Strategic Planning

This year I completed the seventh development plan I have written as headteacher.  Each year the development plan has had a slightly different look and feel as myself and the Senior Leadership Team have reflected on the previous year’s successes and failures.  This year’s plan has evolved into the best document we have written to help drive school improvement.  This is for the following reasons: 

  • Clear Agenda: We’ve thought long and hard about the key areas we need to focus on to improve our school.  The six themes of our ‘Aim High Agenda’ will be used to focus our development plan for the next five years, giving us a longer-term strategic focus to our planning.

  • Community Focus: In setting the Aim High Agenda, we have thought carefully about what will make a genuine difference for our school and the community we serve.  In our context attendance, parental and employer engagement are vital areas of focus to help raise student aspirations.  We feel strongly that our curriculum must be rich, recognising the importance of breadth and enrichment as well as securing excellent outcomes for our students.

  • Simplicity: We have worked hard to avoid the long, rambling, catch-all development plans you see in many schools.  Ours is tightly focussed on the areas we must improve to raise standards in our school.  Organised around the six themes of the aim high agenda, each section contains a few key foci that allows us clarity of thought and action as a school.

  • Champions: Each action has an owner who is responsible for leading change.  This year we have worked to break down silos of responsibility, with senior team members owning actions across the different themes of our aim high agenda, rather than working in isolated areas of responsibility.  This cross-over of leadership emphasises the whole-school, team-wide nature of our areas of focus.

  • Success Criteria: We have thought carefully about how we will measure success.  In previous years we have been guilty of putting unrealistic numbers in our development plan that are not achievable.  We need to recognise that each cohort is different, that change is incremental and that our success measures need to take into account a range of measurable outcomes and contextual factors.  We feel the numbers put in this year’s plan are ambitious, but also realistic, measurable and achievable.

  • No change for change’s sake: Many of the actions build on previous initiatives that take time to have an impact.  This year we talk about embedding our use of the suite of curriculum materials and mastery statements we have worked so hard to develop.
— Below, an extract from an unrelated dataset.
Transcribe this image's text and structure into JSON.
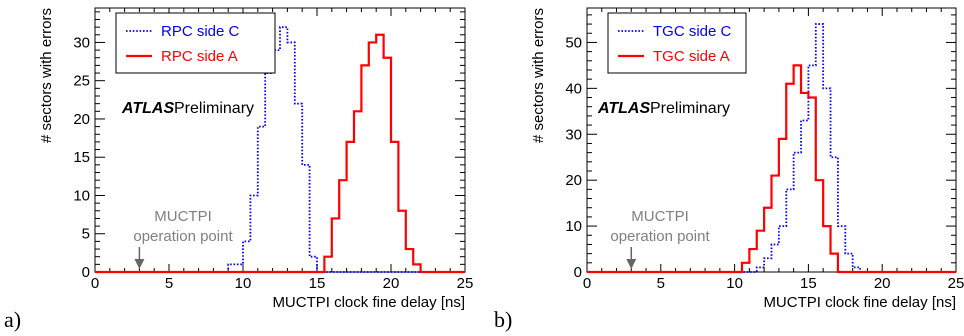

We want to reinforce the consistent use of our every lesson statements for staff and students.  We do not want to overwhelm staff and students with multiple new initiatives; instead ensuring carefully considered strategies are given time and attention to secure the desired impact.

  • Product of many conversations: Prior to the final draft the aim high agenda and development plan was shared with our middle leaders at their conference, our parent forum, our governors and several senior team meetings, including a planning day following the examination results.  The input of a range of stakeholders is key to ensuring a development plan that focusses on the right issues.

This year’s development plan may look simple and the focus areas may appear obvious, but sometimes the simplest and most-effective things are the hardest to craft.  I have asked all staff to read the development plan carefully and reflect on where your role in the school they can have an impact on achieving our ambitious targets.  A multitude of small, incremental gains across our school will lead to significant improvements in outcomes for the young people we serve.